Paul sets out a brief history of computers, operating systems and software. The basic antagonism described above, of the attempt to protect rents/surplus profits, from first mover advantage, as opposed to the inevitable attempt of market capitalism to burst apart such monopolies, and to remove those rents, via competition, and an expansion of output, is described in relation to the approach of the big tech companies, on the one hand, and the Open Source movement, on the other.
Paul writes,
“A staggering 70% of all smart phones run on Android, which is also technically, Open Source. This is in part due to an overt strategy by Samsung and Google to use Open Source software to undermine Apple's monopoly and maintain their own market position, but it does not alter the fact that the dominant smartphone on the planet runs on software nobody can own.” (P 122)

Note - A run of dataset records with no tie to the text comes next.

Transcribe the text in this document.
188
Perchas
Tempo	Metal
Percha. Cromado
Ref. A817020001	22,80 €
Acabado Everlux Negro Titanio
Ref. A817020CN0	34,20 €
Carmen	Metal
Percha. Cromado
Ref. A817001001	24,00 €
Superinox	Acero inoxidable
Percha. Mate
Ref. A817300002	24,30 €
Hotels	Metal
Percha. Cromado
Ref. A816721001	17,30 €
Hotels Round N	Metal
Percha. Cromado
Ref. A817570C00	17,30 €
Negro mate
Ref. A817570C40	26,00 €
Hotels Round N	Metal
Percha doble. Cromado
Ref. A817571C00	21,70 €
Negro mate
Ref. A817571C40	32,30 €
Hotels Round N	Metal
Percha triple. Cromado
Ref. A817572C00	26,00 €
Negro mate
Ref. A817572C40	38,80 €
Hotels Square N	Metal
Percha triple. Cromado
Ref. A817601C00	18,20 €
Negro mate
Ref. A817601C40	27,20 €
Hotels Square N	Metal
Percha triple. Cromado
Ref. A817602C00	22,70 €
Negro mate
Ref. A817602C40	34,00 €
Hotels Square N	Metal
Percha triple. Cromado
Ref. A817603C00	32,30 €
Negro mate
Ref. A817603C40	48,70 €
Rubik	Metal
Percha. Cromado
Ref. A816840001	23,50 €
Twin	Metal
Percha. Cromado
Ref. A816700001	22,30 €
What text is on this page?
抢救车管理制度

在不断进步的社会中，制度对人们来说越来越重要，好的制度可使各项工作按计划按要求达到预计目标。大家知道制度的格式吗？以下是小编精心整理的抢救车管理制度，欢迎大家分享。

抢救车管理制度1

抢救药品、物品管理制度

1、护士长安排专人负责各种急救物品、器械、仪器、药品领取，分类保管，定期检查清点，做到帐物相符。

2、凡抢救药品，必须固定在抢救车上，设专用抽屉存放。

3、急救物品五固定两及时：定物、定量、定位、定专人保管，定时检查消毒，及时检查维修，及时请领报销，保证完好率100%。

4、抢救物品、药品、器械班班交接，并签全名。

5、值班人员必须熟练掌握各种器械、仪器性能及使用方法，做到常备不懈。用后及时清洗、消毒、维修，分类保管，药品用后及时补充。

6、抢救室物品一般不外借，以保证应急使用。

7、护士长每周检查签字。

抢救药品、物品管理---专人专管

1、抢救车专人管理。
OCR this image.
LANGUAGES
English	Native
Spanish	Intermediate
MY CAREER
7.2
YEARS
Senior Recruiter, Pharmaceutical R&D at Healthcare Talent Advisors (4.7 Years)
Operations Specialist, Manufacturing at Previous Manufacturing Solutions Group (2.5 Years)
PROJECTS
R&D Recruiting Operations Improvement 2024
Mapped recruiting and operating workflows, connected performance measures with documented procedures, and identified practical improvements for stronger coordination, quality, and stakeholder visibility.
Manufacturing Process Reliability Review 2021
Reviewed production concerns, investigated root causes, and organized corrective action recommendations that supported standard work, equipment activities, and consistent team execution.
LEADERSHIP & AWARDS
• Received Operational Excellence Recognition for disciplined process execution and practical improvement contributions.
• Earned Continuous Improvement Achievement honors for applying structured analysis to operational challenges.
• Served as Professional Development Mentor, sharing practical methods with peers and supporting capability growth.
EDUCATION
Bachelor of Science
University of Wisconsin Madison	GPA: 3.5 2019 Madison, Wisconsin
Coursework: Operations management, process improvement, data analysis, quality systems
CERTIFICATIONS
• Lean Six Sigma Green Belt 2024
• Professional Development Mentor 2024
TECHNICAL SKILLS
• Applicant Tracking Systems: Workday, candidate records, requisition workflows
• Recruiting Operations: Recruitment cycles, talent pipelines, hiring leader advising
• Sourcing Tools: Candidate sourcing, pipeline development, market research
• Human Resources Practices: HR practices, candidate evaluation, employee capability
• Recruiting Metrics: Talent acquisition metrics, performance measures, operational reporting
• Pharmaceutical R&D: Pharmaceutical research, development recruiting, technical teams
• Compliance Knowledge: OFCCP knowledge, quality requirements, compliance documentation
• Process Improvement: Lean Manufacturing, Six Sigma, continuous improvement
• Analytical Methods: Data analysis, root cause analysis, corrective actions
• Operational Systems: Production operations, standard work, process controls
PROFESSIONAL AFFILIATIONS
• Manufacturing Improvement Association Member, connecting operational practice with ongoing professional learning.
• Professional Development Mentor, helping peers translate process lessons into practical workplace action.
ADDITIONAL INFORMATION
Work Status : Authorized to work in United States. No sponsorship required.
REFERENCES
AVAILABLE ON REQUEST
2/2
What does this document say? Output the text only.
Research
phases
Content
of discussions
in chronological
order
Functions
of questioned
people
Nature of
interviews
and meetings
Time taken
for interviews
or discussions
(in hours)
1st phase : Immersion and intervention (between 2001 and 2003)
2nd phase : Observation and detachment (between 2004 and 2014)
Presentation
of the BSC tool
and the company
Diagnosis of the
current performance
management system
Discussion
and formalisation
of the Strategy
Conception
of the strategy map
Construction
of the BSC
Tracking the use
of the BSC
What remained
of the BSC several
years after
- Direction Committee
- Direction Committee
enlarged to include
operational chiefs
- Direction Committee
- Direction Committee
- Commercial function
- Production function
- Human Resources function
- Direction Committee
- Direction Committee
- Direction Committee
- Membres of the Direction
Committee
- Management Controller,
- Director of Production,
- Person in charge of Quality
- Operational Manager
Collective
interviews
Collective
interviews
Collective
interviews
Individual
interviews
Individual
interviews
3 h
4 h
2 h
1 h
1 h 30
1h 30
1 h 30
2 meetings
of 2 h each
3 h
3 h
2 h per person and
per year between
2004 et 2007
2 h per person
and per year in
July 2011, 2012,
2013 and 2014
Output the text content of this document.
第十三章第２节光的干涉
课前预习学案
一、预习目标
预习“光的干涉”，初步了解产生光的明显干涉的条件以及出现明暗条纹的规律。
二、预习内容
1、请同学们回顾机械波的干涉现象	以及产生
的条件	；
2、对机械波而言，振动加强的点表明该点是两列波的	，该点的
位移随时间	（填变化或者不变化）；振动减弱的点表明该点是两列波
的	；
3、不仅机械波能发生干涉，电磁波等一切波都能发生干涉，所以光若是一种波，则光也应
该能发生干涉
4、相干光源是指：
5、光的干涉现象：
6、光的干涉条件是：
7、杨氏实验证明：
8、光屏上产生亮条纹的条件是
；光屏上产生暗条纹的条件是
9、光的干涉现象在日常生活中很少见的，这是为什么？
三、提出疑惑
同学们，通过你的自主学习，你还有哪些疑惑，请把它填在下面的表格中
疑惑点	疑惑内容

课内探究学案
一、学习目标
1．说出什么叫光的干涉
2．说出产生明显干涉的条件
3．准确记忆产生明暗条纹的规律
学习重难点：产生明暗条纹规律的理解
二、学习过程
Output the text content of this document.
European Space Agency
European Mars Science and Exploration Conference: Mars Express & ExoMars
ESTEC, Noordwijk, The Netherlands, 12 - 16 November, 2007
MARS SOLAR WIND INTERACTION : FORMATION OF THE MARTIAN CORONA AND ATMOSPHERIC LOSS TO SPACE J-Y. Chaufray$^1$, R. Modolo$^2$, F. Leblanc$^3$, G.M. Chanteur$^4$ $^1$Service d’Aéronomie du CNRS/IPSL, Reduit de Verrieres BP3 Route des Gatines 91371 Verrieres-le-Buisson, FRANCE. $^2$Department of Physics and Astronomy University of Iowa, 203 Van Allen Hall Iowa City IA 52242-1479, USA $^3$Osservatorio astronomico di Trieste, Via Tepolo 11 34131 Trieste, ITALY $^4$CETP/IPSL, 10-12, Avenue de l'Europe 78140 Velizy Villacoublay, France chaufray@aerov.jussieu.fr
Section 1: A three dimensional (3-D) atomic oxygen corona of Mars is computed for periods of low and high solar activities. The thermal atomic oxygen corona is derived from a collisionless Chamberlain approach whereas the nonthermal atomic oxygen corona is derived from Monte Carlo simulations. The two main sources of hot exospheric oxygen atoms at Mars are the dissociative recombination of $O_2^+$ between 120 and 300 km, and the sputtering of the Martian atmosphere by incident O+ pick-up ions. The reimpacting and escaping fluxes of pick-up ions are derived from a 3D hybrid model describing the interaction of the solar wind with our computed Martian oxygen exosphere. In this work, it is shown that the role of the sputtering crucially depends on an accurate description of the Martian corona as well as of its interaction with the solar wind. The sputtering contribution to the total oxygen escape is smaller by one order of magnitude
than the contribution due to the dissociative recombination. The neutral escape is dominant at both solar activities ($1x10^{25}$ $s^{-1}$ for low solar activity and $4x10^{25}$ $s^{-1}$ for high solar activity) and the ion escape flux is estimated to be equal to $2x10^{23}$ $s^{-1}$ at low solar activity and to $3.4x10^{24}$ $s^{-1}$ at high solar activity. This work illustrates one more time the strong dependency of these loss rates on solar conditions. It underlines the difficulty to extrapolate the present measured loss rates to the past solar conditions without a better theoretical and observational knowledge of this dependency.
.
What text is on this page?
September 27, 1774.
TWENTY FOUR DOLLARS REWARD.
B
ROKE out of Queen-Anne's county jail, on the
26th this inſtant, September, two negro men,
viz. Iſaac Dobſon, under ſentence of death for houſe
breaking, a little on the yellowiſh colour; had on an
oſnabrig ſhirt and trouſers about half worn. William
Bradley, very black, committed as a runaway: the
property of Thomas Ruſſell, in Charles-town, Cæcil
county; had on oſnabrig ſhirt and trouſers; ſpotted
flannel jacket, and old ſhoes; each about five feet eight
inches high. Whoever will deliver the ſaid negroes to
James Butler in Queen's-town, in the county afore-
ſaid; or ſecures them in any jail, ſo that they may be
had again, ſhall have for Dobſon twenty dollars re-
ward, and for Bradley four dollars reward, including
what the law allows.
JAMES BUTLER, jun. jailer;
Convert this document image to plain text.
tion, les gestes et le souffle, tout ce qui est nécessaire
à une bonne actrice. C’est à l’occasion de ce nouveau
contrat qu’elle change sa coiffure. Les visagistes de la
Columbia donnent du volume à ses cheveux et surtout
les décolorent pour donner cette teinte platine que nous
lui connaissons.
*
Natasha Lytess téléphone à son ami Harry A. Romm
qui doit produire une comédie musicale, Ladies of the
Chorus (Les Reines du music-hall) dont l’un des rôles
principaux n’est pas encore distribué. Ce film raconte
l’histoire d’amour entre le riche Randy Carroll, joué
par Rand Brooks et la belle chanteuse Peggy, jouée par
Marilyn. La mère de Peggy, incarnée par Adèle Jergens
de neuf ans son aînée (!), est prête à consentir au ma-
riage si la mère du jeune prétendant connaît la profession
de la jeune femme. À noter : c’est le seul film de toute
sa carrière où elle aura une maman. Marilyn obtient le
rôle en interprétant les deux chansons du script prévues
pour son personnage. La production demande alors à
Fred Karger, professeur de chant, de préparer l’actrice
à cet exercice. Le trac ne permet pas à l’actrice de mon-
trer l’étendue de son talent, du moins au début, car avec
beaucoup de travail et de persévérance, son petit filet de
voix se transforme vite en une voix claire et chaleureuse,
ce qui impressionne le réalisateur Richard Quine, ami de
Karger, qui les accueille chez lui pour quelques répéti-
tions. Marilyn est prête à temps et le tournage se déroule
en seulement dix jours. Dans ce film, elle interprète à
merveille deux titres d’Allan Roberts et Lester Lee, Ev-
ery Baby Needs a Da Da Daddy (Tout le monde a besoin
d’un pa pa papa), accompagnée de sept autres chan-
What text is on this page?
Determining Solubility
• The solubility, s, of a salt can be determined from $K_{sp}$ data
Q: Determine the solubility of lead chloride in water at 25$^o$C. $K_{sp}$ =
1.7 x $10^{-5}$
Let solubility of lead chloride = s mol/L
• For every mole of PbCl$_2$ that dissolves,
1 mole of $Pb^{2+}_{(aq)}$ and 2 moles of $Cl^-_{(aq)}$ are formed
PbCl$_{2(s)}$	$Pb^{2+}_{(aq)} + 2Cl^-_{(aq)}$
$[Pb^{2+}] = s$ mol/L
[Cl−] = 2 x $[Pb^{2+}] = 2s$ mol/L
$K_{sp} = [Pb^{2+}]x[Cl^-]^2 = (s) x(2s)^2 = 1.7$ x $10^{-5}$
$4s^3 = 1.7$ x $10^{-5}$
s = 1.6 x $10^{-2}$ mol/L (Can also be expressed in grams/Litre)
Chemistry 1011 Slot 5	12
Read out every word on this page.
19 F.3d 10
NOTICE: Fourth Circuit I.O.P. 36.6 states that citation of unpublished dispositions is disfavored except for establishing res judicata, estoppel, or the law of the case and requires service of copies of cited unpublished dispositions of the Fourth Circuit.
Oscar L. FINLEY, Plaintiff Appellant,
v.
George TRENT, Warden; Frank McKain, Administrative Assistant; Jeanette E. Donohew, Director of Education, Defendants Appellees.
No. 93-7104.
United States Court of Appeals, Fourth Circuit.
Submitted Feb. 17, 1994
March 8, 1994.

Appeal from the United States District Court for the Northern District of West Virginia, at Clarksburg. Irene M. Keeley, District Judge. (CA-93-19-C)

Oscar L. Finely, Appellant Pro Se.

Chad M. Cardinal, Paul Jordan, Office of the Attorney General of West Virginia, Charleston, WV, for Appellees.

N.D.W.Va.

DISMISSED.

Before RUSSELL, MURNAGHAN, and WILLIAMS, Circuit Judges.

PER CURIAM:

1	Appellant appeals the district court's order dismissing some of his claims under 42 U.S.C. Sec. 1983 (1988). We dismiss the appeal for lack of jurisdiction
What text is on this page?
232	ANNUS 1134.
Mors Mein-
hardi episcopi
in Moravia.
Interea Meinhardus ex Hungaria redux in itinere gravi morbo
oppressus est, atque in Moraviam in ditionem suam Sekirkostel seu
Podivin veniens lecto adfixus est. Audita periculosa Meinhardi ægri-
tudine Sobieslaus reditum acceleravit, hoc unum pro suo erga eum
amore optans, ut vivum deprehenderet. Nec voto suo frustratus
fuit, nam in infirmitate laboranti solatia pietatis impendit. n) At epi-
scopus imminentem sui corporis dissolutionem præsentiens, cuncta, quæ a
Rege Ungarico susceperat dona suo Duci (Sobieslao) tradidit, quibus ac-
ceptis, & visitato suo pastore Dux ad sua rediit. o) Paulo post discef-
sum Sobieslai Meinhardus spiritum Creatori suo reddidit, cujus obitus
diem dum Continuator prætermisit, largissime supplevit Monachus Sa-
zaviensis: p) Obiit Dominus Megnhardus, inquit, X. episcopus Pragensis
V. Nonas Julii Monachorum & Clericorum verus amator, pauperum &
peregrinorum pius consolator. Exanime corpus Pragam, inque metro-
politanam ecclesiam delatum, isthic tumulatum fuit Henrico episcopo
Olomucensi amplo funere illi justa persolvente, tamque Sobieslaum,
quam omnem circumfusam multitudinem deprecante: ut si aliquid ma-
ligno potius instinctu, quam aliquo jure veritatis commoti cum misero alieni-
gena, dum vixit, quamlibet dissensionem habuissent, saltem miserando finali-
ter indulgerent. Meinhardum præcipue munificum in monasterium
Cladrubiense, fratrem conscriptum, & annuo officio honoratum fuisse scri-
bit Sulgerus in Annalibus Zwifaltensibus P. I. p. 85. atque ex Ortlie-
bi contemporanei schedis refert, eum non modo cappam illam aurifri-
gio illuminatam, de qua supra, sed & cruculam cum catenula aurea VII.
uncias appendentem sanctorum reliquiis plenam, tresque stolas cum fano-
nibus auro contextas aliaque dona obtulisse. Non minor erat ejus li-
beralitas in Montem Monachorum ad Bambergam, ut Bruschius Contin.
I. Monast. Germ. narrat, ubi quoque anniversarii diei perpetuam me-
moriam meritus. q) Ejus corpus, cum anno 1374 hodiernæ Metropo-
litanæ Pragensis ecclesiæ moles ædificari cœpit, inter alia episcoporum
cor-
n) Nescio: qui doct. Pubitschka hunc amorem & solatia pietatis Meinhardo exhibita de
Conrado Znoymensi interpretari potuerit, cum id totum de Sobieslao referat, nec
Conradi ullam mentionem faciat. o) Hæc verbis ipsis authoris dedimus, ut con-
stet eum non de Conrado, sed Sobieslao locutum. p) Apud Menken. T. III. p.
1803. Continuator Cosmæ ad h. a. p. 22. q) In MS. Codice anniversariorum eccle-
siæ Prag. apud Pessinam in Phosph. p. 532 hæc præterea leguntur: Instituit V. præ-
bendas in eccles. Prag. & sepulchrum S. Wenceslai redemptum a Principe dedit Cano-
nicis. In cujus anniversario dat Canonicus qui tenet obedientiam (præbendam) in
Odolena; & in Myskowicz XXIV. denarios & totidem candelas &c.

But, does this sound familiar in another context? In fact, as Marx wrote, 150 years ago, this itself is the characteristic of socialised capital, whether that socialised capital takes the form of a joint stock company, or a co-operative. These socialised capitals belong to no one. They constitute a legal entity in their own right. The capital belongs to the company itself, which as Marx points out, consists of the associated producers that comprise it, and who can change over time. It is they who should exercise control over it, and yet this should does not automatically become an is. In other words, it should be the workers and managers who exercise control over that capital, but it rarely is the case that they do so.